Learning Notes on Designing Data-Intensive Applications (xi)
Chapter 11. Stream Processing
This is a series of learning notes on Designing Data-Intensive Applications.
Transmitting event streams
Stream is usually a sequence of events: a small, self-contained, immutable objects with a timestamp. Related events are usually grouped together into a topic.
An event is generated once by a producer (publisher or sender), and then processed by consumers (subcribers or recipients).
Within the publish/subscribe model, we can differentiate the systems by asking two questions:
- What happens if the producers send messages faster than the consumers can process them? The system can drop messages, buffer the messages in a queue, or apply backpressure (flow control, blocking the producer from sending more messages).
- What happens if nodes crash or temporarily go offline, are any messages lost? Durability may require some combination of writing to disk and/or replication.
A number of messaging systems use direct communication between producers and consumers without intermediary nodes. These direct messaging systems require the application code to be aware of the possibility of message loss.
An alternative is to send messages via a message broker (or message queue).
By centralising the data, these systems can easily tolerate clients that come and go, and the question of durability is moved to the broker instead. Some brokers only keep messages in memory, while others write them down to disk.
Some brokers can even participate in two-phase commit protocols using XA and JTA. This makes them similar to databases, aside some differences:
- Most message brokers automatically delete a message when it has been successfully delivered to its consumers. This makes them not suitable for long-term storage.
- Most message brokers assume that their working set is fairly small. If the broker needs to buffer a lot of messages, each individual message takes longer to process, and the overall throughput may degrade.
- Message brokers often support some way of subscribing to a subset of topics matching some pattern.
- Message brokers do not support arbitrary queries, but they do notify clients when data changes.

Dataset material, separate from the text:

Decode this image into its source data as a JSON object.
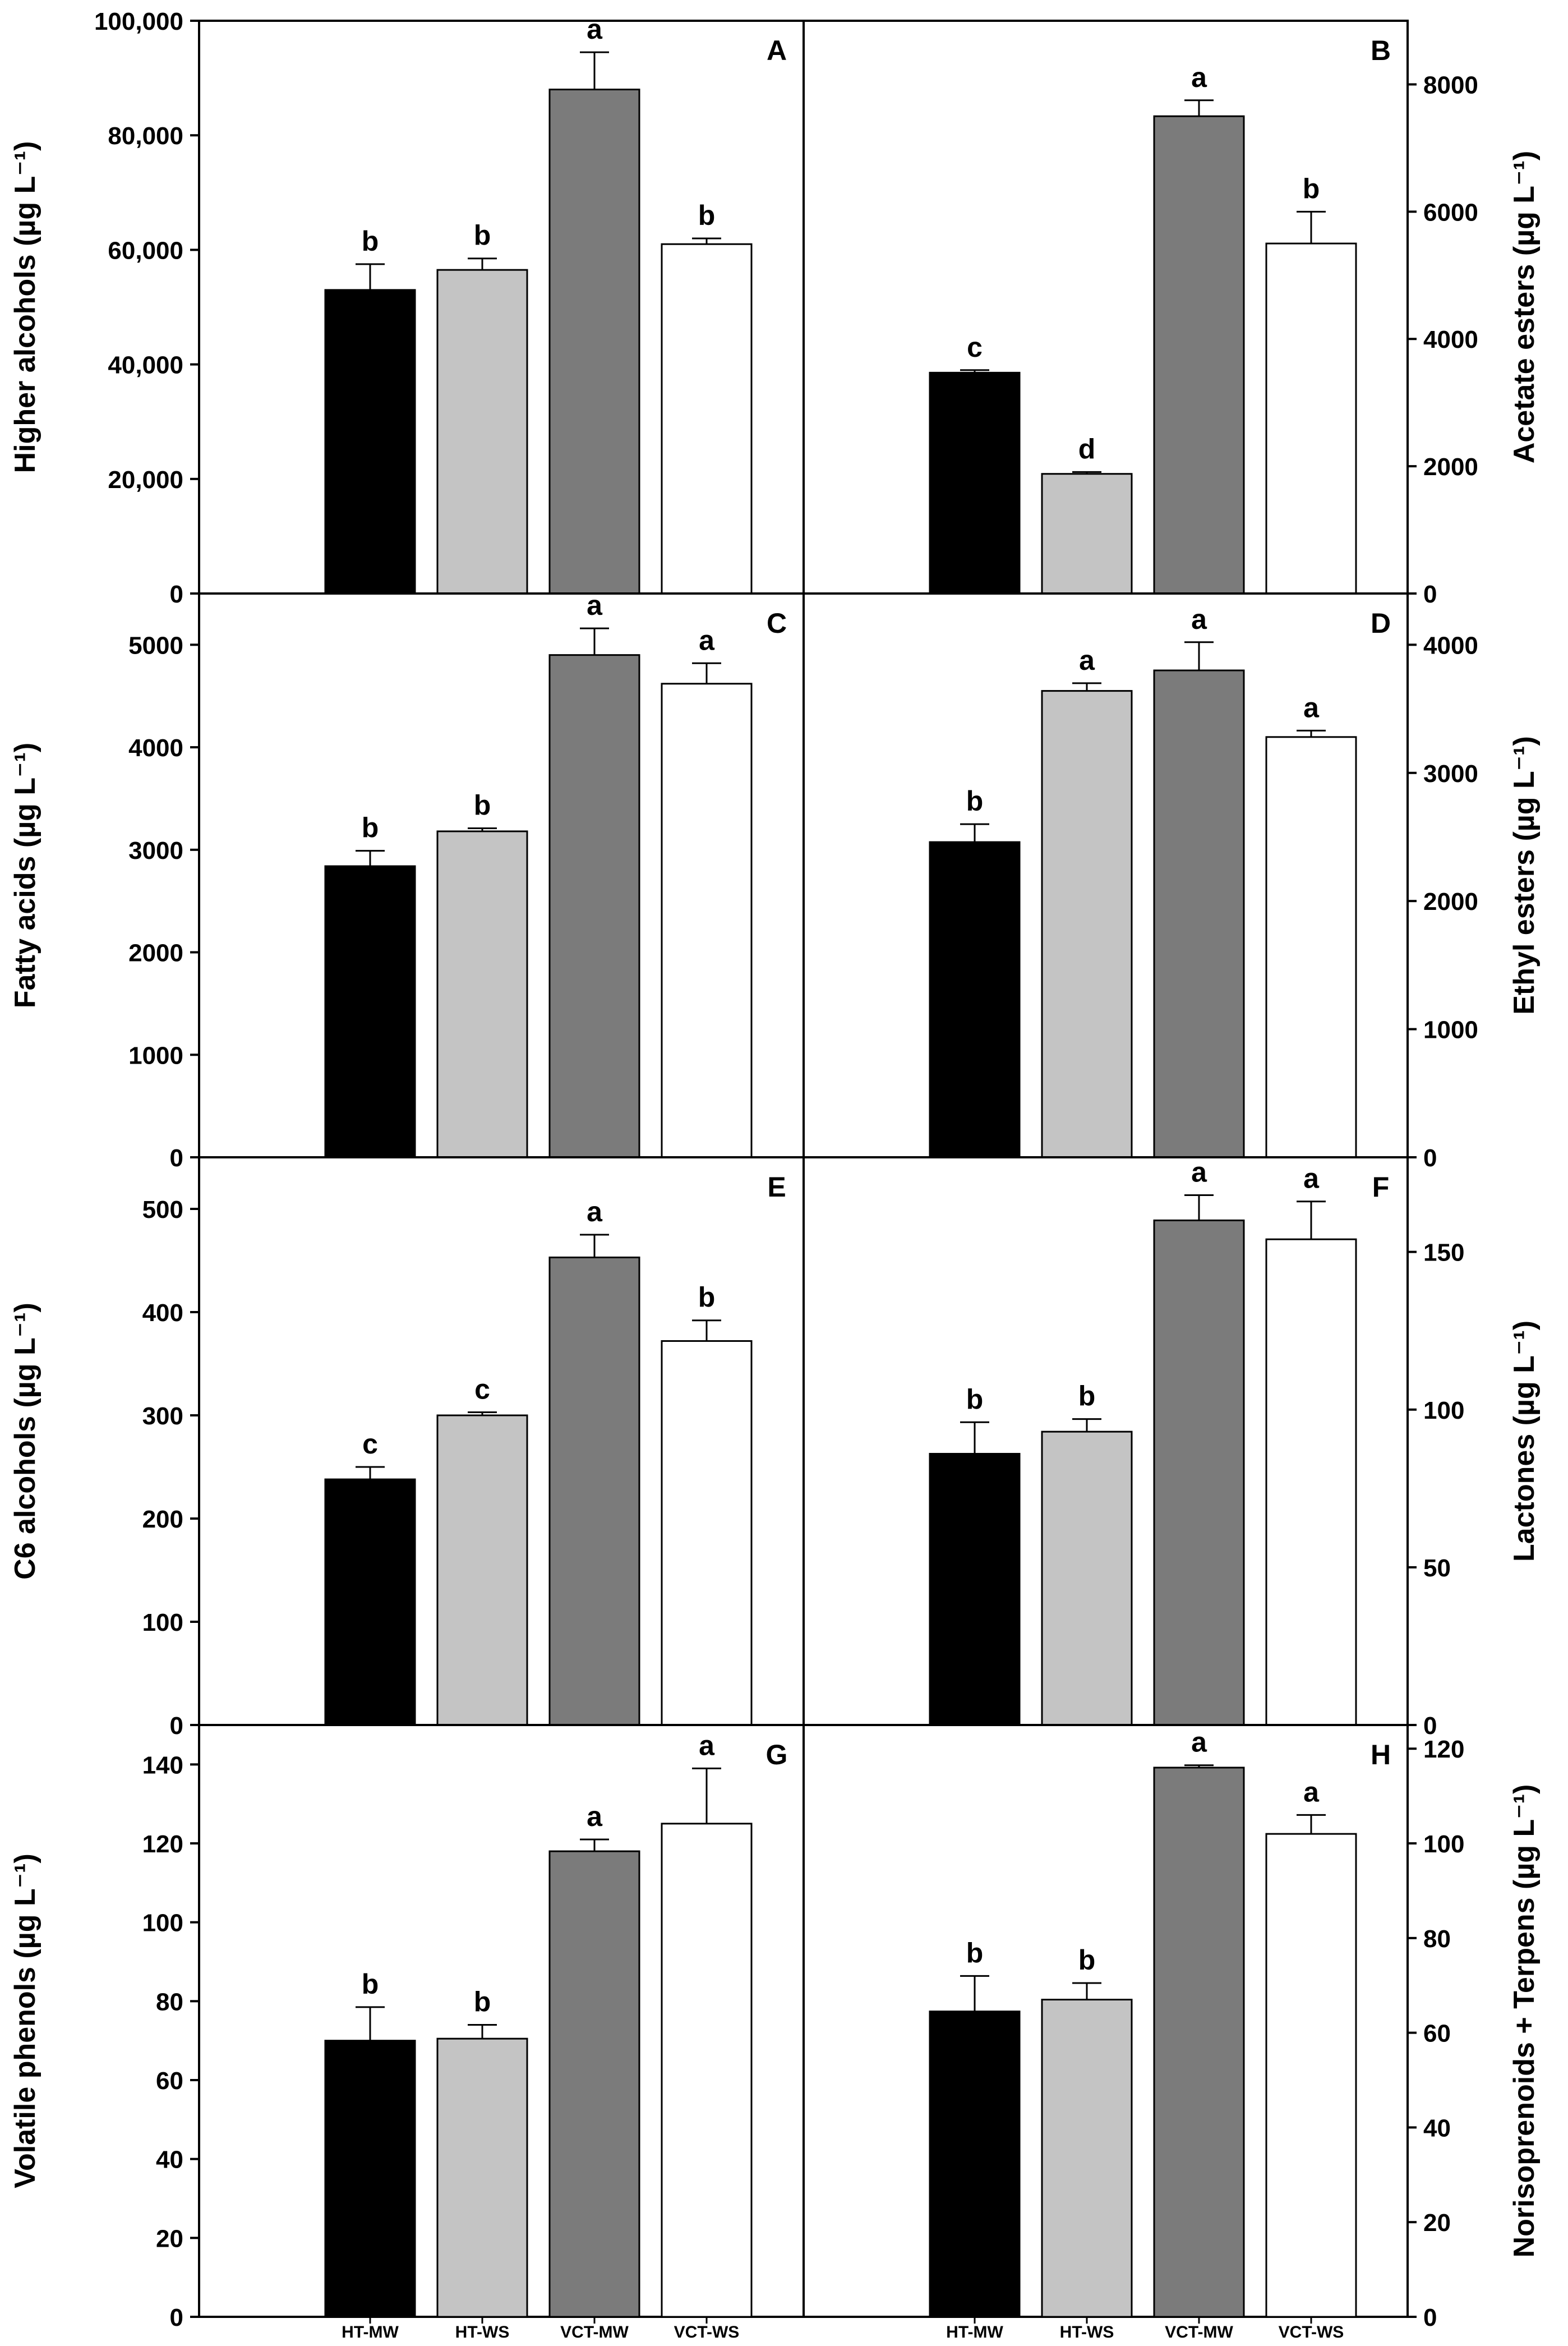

When multiple consumers read messages in the same topic, 2 main patterns are used:
- Load balancing: Each message is delivered to one of the consumers. The broker may assign messages to consumers arbitrarily.
- Fan-out: Each message is delivered to all of the consumers.
In order to ensure that the message is not lost, message brokers use acknowledgements: a client must explicitly tell the broker when it has finished processing a message so that the broker can remove it from the queue.
A key feature of batch processing is that you can run them repeatedly without the risk of damaging the input. This is not the case with AMQP/JMS-style messaging: receiving a message is destructive if the acknowledgement causes it to be deleted from the broker. This is where the idea behind log-based message brokers comes from.
A log is simply an append-only sequence of records on disk. The same structure can be used to implement a message broker: a producer sends a message by appending it to the end of the log, and consumer receives messages by reading the log sequentially. If a consumer reaches the end of the log, it waits for a notification that a new message has been appended.
To scale to higher throughput than a single disk can offer, the log can be partitioned. Within each partition, the broker assigns monotonically increasing sequence number, or offset, to every message.
Apache Kafka, Amazon Kinesis Streams, and Twitter’s DistributedLog, are log-based message brokers that work like this.
The log-based approach trivially supports fan-out messaging, as several consumers can independently read the log reading without affecting each other.
Databases and streams
A replication log is a stream of a database write events, produced by the leader as it processes transactions. Followers apply that stream of writes to their own copy of the database and thus end up with an accurate copy of the same data (CDC-change data capture).
There are some parallels between the ideas we’ve discussed here and event sourcing.
Applications that use event sourcing need to take the log of events and transform it into application state that is suitable for showing to a user. Applications that use event sourcing typically have some mechanism for storing snapshots.
Three types of joins that may appear in stream processes:
- Stream-stream joins: Both input streams consist of events, and the join operator searches for related events that occur within some window of time.
- Stream-table joins: One input stream consists of events, while the other is a database change log. The change log keeps a local copy of the database up to date. For each activity event, the join operator queries the database and outputs an enriched activity event.
- Table-table joins: Both input streams are database change logs. In this case, every change on one side is joined with the latest state of the other side. The result is a stream of changes to the materialized view of the join between the two tables.
Batch processing frameworks can tolerate faults fairly easy:if a task in a MapReduce job fails, it can simply be started again on another machine, input files are immutable and the output is written to a separate file.
With stream processing waiting until a tasks if finished before making its ouput visible is not an option, stream is infinite.
- Microbatching: break the stream into small blocks, and treat each block like a minuature batch process (micro-batching).
- Chekpoint: generate rolling checkpoints of state and write them to durable storage. If a stream operator crashes, it can restart from its most recent checkpoint.